FCA’s 5-Year Plan Focuses On Alfa Romeo, Jeep, Maserati, Ram Brands
The five-year strategic plan through 2022 unveiled today by Fiat Chrysler Automobiles NV ignores the company’s iconic Chrysler and Dodge brands.
The five-year strategic plan through 2022 unveiled today by Fiat Chrysler Automobiles NV ignores the company’s iconic Chrysler and Dodge brands.
Those brands are likely to shrink but not disappear. FCA will devote most of its new-product spending on four fast-growing marques: Alfa Romeo, Jeep, Maserati and Ram.
CEO Sergio Marchionne, who will retire in 2018, says the carmaker will add a midsize Ram pickup truck, a three-row Jeep Grand Cherokee SUV and a midsize Maserati luxury crossover vehicle.
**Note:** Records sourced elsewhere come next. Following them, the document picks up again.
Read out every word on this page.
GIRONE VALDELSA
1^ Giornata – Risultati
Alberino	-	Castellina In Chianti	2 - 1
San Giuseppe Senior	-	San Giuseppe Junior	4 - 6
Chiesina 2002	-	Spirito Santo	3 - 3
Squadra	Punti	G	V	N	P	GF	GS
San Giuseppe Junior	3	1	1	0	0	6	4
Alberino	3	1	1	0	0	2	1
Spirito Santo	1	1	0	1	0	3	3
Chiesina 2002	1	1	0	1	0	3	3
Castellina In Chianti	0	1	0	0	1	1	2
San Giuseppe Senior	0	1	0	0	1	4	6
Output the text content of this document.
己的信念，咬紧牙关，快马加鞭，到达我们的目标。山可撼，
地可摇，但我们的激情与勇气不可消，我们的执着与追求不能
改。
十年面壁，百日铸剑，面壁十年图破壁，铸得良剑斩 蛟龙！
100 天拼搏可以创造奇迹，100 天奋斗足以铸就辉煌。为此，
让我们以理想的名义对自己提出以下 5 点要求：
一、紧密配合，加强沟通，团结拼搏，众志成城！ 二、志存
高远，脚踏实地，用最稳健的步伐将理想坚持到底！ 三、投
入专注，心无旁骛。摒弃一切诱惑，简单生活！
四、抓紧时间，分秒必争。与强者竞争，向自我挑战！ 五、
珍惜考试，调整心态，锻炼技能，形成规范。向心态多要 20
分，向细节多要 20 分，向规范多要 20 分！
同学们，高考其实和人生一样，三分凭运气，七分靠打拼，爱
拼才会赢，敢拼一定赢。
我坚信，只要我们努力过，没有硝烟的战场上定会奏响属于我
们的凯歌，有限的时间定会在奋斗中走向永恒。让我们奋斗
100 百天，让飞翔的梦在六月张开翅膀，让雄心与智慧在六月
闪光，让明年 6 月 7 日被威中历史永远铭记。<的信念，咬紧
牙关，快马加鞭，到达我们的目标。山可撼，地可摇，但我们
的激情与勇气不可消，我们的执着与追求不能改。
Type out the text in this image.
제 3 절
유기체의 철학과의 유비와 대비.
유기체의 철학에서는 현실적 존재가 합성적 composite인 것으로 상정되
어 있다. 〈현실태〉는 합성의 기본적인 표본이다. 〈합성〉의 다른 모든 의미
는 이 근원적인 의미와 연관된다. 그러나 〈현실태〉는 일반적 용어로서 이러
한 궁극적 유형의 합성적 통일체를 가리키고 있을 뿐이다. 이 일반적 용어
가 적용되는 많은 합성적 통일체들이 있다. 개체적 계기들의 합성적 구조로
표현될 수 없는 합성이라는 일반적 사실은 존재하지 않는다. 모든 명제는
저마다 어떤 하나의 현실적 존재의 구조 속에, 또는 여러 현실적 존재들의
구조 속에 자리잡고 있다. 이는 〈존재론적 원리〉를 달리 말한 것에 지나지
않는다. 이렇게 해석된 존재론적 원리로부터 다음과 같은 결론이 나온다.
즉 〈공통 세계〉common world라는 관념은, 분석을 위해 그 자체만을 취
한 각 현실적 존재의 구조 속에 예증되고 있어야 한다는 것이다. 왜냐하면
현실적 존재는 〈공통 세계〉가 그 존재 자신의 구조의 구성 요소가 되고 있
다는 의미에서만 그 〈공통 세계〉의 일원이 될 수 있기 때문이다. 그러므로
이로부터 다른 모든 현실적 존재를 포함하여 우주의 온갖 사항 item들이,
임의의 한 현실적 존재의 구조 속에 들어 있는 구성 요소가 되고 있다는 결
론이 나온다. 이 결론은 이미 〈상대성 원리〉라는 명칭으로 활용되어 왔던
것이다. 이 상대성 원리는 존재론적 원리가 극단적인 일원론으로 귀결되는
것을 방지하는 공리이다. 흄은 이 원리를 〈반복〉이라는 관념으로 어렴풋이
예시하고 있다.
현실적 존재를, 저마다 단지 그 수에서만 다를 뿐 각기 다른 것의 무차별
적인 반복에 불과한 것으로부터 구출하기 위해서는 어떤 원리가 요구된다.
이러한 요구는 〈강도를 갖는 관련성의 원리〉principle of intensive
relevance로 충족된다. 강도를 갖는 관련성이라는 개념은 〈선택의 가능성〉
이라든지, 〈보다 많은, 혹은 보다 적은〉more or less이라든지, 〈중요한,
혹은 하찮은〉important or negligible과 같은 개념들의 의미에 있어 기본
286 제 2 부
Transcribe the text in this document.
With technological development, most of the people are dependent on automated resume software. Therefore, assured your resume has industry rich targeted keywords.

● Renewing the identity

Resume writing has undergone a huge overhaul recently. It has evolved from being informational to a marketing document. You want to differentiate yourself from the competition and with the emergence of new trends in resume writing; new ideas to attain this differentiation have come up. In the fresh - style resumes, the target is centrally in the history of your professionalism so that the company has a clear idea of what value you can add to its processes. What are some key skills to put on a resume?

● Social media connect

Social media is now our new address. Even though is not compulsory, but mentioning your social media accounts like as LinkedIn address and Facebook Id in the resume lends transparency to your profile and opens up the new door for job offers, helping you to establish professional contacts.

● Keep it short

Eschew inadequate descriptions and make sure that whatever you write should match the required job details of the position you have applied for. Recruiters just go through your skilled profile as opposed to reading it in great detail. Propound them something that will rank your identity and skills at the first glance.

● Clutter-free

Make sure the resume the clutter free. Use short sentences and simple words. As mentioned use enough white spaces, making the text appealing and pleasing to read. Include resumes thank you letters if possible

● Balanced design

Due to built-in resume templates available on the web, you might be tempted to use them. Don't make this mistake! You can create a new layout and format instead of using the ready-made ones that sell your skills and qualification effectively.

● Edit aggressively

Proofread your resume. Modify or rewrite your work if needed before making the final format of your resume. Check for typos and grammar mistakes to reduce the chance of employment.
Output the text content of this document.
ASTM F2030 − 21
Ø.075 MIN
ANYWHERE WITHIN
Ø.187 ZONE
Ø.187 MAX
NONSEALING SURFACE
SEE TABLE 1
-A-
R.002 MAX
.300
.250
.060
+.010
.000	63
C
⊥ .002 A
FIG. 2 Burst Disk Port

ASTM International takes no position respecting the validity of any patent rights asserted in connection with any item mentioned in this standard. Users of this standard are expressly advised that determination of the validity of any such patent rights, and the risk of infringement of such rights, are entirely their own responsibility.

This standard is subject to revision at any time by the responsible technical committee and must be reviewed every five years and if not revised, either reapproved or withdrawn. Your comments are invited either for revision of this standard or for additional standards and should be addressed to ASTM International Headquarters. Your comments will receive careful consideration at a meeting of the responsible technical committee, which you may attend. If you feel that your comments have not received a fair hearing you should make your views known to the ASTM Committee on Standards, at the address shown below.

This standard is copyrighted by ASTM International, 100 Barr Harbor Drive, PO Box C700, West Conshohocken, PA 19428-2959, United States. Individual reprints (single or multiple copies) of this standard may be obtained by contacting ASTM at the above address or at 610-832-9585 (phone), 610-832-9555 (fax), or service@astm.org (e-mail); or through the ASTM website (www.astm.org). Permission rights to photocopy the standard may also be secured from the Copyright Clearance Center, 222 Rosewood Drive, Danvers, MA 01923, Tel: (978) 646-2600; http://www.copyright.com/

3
He adds that much of the company’s lineup will be electrified by 2022.
FCA targets Alfa sales of 400,000 units annually, down from the ambitious 700,000-unit goal touted in the company’s 2014 plan. By 2022, Alfa will drop its MiTo minicar, update the current Giulia sport sedan and Stelvio sporty crossover, debut a GTV sports car and add an all-new larger crossover model. The brand also will get longer-wheelbase versions of most existing models.
Maserati will add an all-wheel-drive, high-performance plug-in hybrid sport coupe and convertible to replace the current GranTurismo. The brand also will add a midsize plug-in hybrid crossover and revamp its Levante luxury crossover and Quattroporte sport sedan.
FCA, the only major carmaker without its own captive finance unit in the U.S., plans to set up such an affiliate within five years. The carmaker says it will do so either by building the unit from scratch or buying out its existing partner, Spain’s Santander Consumer USA Holdings Inc.